Colleges Stepping Up Anti-Cheating Technology
Bruce Schneier's blog highlights a New York Times piece on high-tech methods for detecting student cheating. Schneier notes, "The measures used to prevent cheating during tests remind me of casino security measures." "No gum is allowed during an exam: chewing could disguise a student's speaking into a hands-free cellphone to an accomplice outside. The 228 computers that students use are recessed into desk tops so that anyone trying to photograph the screen — using, say, a pen with a hidden camera, in order to help a friend who will take the test later — is easy to spot. Scratch paper is allowed — but it is stamped with the date and must be turned in later. When a proctor sees something suspicious, he records the student's real-time work at the computer and directs an overhead camera to zoom in, and both sets of images are burned onto a CD for evidence." The Times article quotes from research published a few months back suggesting that the more you copy homework, the lower your grades.

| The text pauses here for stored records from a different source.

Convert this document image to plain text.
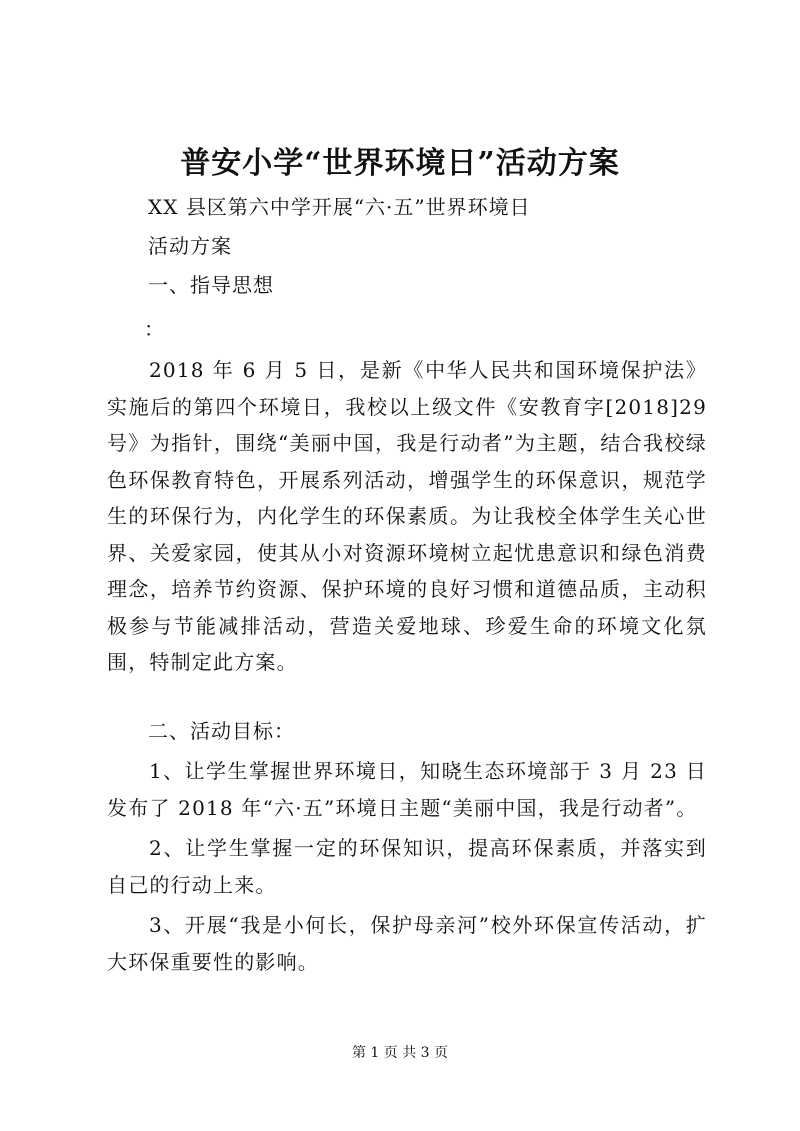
普安小学“世界环境日”活动方案
XX 县区第六中学开展“六·五”世界环境日
活动方案
一、指导思想
：

2018 年 6 月 5 日，是新《中华人民共和国环境保护法》实施后的第四个环境日，我校以上级文件《安教育字[2018]29 号》为指针，围绕“美丽中国，我是行动者”为主题，结合我校绿色环保教育特色，开展系列活动，增强学生的环保意识，规范学生的环保行为，内化学生的环保素质。为让我校全体学生关心世界、关爱家园，使其从小对资源环境树立起忧患意识和绿色消费理念，培养节约资源、保护环境的良好习惯和道德品质，主动积极参与节能减排活动，营造关爱地球、珍爱生命的环境文化氛围，特制定此方案。

二、活动目标：

1、让学生掌握世界环境日，知晓生态环境部于 3 月 23 日发布了 2018 年“六·五”环境日主题“美丽中国，我是行动者”。

2、让学生掌握一定的环保知识，提高环保素质，并落实到自己的行动上来。

3、开展“我是小何长，保护母亲河”校外环保宣传活动，扩大环保重要性的影响。

第 1 页 共 3 页
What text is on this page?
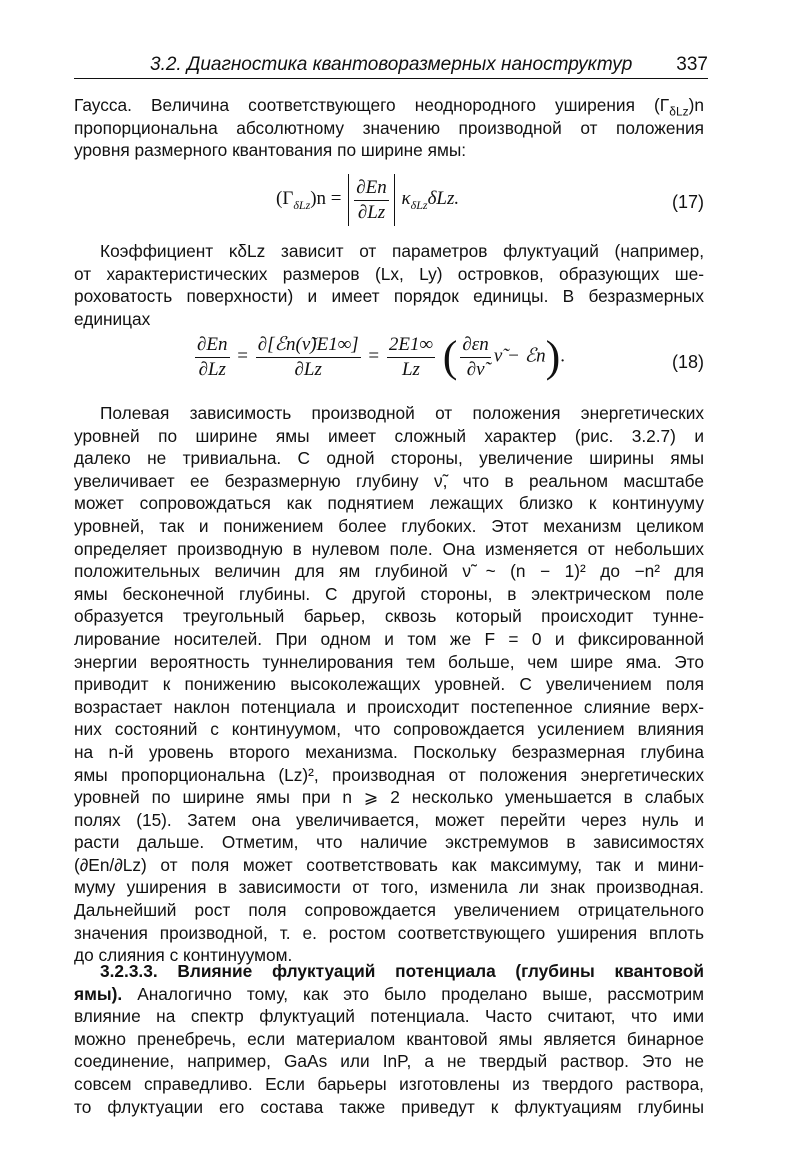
3.2. Диагностика квантоворазмерных наноструктур 337
Гаусса. Величина соответствующего неоднородного уширения $(\Gamma_{\delta Lz})n$
пропорциональна абсолютному значению производной от положения
уровня размерного квантования по ширине ямы:
$(\Gamma_{\delta Lz})n = \frac{\partial En}{\partial Lz} \kappa_{\delta Lz}\delta Lz$.	(17)
Коэффициент κδLz зависит от параметров флуктуаций (например,
от характеристических размеров (Lx, Ly) островков, образующих ше-
роховатость поверхности) и имеет порядок единицы. В безразмерных
единицах
$\frac{\partial En}{\partial Lz} = \frac{\text{∂[ℰn(ν̃)E1∞]}}{\partial Lz} = \frac{2E1\infty}{Lz}$ ( $\frac{\partial\varepsilon n}{\partial\nũ}$ ν̃ − ℰn).	(18)
Полевая зависимость производной от положения энергетических
уровней по ширине ямы имеет сложный характер (рис. 3.2.7) и
далеко не тривиальна. С одной стороны, увеличение ширины ямы
увеличивает ее безразмерную глубину ν̃, что в реальном масштабе
может сопровождаться как поднятием лежащих близко к континууму
уровней, так и понижением более глубоких. Этот механизм целиком
определяет производную в нулевом поле. Она изменяется от небольших
положительных величин для ям глубиной ν̃ ~ (n − 1)² до −n² для
ямы бесконечной глубины. С другой стороны, в электрическом поле
образуется треугольный барьер, сквозь который происходит тунне-
лирование носителей. При одном и том же F = 0 и фиксированной
энергии вероятность туннелирования тем больше, чем шире яма. Это
приводит к понижению высоколежащих уровней. С увеличением поля
возрастает наклон потенциала и происходит постепенное слияние верх-
них состояний с континуумом, что сопровождается усилением влияния
на n-й уровень второго механизма. Поскольку безразмерная глубина
ямы пропорциональна (Lz)², производная от положения энергетических
уровней по ширине ямы при n ⩾ 2 несколько уменьшается в слабых
полях (15). Затем она увеличивается, может перейти через нуль и
расти дальше. Отметим, что наличие экстремумов в зависимостях
(∂En/∂Lz) от поля может соответствовать как максимуму, так и мини-
муму уширения в зависимости от того, изменила ли знак производная.
Дальнейший рост поля сопровождается увеличением отрицательного
значения производной, т. е. ростом соответствующего уширения вплоть
до слияния с континуумом.
3.2.3.3. Влияние флуктуаций потенциала (глубины квантовой
ямы). Аналогично тому, как это было проделано выше, рассмотрим
влияние на спектр флуктуаций потенциала. Часто считают, что ими
можно пренебречь, если материалом квантовой ямы является бинарное
соединение, например, GaAs или InP, а не твердый раствор. Это не
совсем справедливо. Если барьеры изготовлены из твердого раствора,
то флуктуации его состава также приведут к флуктуациям глубины
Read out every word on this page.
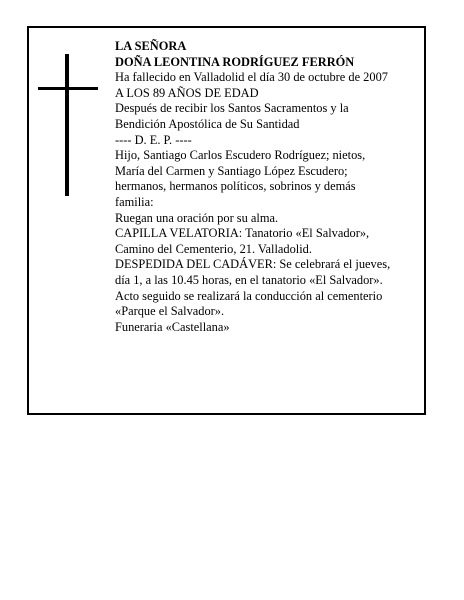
LA SEÑORA
DOÑA LEONTINA RODRÍGUEZ FERRÓN
Ha fallecido en Valladolid el día 30 de octubre de 2007
A LOS 89 AÑOS DE EDAD
Después de recibir los Santos Sacramentos y la
Bendición Apostólica de Su Santidad
---- D. E. P. ----
Hijo, Santiago Carlos Escudero Rodríguez; nietos,
María del Carmen y Santiago López Escudero;
hermanos, hermanos políticos, sobrinos y demás
familia:
Ruegan una oración por su alma.
CAPILLA VELATORIA: Tanatorio «El Salvador»,
Camino del Cementerio, 21. Valladolid.
DESPEDIDA DEL CADÁVER: Se celebrará el jueves,
día 1, a las 10.45 horas, en el tanatorio «El Salvador».
Acto seguido se realizará la conducción al cementerio
«Parque el Salvador».
Funeraria «Castellana»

Going through college, I had classes like this. The hardest tests were open book, open note, bring your calculator tests. God help you if it was take home.
Nostalgia isn't what it used to be.
"...subsequent analyses turned up an interesting trend: Copying homework is a leading indicator of becoming a business major..."
~REZ~ #43301. Who'd fake being me anyway?
The exams themselves also tended to be modified homework problems; although not exact, they would require the same thought and techniques the homework did.